Compounding is one of the most common mistakes made by an options trader when they are making long-term investments. It consists of putting profits back in to the investment, so that the profits can earn profit too. This is great strategy if you are a stock trader; many people have made their fortunes through re-investing profits, but for an options trader, it is extremely risky. If you compound your profits you will also be compounding your losses, and you may end up with nothing as you are dealing in leveraged stock options.
If you are looking for a long-term stock options strategy, you should be considering LEAPs call options. These options expire between six and twelve months in the future. They offer a simple way of making a long-term investment in stock options, without the need to compound monthly. LEAPs allow investors to make money in a leveraged style from the same movements in underlying stock that stock traders benefit from, but without having to use as much money. When you are making such a long-term investment is can be seriously detrimental to compound your profits.
Here is a sample scenario of what could happen:
Imagine you have decided to invest one thousand dollars into the January 2008 options of a particular company. It is trading at ten dollars on January 1st 2007, and the ten dollar strike price LEAPs call option (JAn10call) expiring in January 2008 can be bought for two dollars. You invest your thousand dollars and buy five contracts. When January 2008 comes around, you find that the company stock is doing well and it is trading at twenty dollars when the Jan10call expires, giving the LEAPS call options a value of eighteen dollars. You sell the LEAPs call options and get an 800% profit, because you make five hundred times eighteen dollars, or nine thousand dollars. A stock trader also buying at ten dollars would only have made 100% profit.
You believe that the company will continue to do well, and decide to compound your interest.
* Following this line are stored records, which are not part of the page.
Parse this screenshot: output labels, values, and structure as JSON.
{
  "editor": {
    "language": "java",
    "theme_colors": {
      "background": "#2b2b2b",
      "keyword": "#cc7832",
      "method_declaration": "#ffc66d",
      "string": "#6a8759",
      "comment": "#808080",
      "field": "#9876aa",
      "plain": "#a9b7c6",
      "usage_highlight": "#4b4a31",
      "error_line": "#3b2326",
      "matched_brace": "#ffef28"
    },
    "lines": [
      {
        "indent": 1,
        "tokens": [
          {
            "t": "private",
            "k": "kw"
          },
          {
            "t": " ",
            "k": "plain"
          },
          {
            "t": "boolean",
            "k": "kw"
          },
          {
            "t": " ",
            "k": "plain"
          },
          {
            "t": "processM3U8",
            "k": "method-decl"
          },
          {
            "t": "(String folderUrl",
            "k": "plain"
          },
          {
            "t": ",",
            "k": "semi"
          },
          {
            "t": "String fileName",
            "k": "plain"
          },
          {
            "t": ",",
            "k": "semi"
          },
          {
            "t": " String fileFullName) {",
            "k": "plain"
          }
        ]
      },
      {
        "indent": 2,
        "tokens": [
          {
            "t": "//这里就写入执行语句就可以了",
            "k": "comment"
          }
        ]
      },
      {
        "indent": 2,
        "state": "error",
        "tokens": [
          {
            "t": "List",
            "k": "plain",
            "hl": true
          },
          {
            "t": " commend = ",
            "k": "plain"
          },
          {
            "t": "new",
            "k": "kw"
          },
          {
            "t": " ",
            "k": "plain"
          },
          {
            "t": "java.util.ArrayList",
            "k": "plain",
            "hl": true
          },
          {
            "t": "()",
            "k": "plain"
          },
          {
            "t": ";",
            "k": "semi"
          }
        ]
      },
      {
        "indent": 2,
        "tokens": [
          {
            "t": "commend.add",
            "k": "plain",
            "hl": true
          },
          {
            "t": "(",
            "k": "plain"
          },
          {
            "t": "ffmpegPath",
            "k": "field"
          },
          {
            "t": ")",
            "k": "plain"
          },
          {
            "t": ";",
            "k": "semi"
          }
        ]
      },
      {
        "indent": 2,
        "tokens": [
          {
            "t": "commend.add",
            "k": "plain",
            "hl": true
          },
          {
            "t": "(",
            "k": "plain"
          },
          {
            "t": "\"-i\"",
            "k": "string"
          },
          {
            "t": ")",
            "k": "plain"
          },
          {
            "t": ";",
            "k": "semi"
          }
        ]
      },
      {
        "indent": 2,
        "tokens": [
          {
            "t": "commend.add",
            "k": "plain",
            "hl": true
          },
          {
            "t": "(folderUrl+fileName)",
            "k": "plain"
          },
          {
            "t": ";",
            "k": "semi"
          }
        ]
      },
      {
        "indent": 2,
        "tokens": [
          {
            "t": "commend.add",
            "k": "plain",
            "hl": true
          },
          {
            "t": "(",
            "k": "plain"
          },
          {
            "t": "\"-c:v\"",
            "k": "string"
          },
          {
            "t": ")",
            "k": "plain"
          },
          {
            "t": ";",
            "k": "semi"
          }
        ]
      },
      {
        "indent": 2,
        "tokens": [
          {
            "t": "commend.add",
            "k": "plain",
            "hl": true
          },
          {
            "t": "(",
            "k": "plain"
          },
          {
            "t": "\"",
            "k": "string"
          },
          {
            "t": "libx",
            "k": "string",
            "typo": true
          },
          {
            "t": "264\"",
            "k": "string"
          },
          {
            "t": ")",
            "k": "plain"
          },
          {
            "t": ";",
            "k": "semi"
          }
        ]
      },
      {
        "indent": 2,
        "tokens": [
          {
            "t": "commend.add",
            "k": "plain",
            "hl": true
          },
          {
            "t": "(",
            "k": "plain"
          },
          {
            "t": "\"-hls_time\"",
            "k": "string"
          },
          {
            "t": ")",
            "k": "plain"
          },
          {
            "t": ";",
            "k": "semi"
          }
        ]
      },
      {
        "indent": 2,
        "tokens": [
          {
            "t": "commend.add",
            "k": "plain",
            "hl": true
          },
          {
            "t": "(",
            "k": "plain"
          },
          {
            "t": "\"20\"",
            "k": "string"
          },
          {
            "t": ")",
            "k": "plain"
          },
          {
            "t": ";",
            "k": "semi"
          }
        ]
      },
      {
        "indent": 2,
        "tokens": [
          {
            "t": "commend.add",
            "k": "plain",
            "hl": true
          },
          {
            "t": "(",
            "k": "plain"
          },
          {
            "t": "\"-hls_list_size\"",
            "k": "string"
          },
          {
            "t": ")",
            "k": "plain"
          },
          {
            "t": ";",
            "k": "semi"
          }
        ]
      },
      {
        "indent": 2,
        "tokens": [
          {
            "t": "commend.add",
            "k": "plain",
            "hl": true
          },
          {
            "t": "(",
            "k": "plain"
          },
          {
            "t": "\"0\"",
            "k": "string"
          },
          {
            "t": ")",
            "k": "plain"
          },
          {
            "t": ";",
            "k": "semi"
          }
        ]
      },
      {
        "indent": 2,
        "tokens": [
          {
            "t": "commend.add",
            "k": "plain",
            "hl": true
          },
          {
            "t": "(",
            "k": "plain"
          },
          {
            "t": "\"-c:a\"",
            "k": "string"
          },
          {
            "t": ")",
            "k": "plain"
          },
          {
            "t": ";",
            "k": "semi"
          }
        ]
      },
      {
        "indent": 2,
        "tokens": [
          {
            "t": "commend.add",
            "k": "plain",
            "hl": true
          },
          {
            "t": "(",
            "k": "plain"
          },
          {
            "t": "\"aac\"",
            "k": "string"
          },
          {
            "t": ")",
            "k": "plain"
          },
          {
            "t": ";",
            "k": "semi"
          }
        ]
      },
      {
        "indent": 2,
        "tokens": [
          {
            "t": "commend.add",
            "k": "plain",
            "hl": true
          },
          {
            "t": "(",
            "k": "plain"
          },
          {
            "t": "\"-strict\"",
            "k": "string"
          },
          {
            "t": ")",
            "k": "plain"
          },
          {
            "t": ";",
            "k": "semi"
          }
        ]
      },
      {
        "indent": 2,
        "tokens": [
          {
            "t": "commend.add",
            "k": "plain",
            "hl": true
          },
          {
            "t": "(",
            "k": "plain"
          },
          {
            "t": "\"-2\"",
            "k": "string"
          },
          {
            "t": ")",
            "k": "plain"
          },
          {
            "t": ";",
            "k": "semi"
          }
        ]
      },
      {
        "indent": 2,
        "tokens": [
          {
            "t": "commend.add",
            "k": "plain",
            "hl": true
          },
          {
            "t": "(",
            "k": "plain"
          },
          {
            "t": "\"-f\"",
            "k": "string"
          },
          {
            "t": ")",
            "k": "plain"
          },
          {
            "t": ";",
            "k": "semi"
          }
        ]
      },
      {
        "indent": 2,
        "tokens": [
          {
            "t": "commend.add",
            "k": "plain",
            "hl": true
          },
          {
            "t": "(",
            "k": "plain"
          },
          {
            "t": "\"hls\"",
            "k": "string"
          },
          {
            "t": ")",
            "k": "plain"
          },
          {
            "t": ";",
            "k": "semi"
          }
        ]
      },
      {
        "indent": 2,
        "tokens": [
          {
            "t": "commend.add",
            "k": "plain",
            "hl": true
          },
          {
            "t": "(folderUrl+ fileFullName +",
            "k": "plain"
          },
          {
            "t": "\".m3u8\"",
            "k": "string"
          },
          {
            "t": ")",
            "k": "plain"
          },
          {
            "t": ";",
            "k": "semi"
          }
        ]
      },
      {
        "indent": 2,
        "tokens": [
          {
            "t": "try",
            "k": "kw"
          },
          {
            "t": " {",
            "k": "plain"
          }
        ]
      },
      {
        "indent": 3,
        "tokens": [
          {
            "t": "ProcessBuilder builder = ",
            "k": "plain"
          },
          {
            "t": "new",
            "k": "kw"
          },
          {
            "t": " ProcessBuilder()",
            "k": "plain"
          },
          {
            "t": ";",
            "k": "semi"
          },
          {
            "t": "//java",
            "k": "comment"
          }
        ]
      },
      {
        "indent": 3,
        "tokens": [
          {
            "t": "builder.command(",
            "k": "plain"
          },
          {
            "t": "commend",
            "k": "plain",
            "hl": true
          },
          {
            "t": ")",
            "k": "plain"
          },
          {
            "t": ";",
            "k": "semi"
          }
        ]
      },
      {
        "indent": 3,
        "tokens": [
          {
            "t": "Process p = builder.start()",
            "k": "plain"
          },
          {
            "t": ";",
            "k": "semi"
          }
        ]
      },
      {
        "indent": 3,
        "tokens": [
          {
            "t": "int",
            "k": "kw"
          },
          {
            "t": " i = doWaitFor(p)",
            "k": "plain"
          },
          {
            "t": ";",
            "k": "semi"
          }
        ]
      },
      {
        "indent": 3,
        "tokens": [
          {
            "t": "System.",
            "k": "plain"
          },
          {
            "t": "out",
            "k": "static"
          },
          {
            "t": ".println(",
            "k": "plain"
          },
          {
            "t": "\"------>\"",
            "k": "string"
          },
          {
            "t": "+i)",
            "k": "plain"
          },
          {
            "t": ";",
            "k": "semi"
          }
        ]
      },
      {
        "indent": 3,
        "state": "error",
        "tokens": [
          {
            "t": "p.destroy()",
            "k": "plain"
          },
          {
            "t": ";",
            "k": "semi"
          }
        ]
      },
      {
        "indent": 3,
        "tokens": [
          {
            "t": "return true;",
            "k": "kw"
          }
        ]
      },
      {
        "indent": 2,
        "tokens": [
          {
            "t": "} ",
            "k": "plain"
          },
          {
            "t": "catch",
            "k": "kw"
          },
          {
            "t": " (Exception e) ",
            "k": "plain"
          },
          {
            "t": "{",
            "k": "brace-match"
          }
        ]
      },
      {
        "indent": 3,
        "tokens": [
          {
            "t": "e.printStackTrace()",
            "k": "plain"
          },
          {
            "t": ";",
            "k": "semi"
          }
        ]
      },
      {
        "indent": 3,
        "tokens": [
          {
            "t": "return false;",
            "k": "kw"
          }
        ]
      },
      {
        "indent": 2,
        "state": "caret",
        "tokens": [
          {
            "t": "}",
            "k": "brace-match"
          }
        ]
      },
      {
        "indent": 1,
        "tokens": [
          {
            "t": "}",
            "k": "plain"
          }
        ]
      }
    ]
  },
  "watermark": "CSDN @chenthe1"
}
You put your entire nine thousand dollars back into the company; into the twenty dollar strike price LEAPs call options (Jan20call) which will expire in January 2009. These are again two dollars each.
Unfortunately things don’t go as well this time, as at some point, almost every company will go through a rough patch and take you by surprise. In this case, lets assume the stock fell to nineteen dollars as the Jan20calls expired. As an options trader you have just lost all your money – including all the profits you made the year before. A stock trader would only have lost the dollar difference. You are left with zero.
This is why compounding your earnings can be so dangerous when trading in stock options. You can literally lose it all.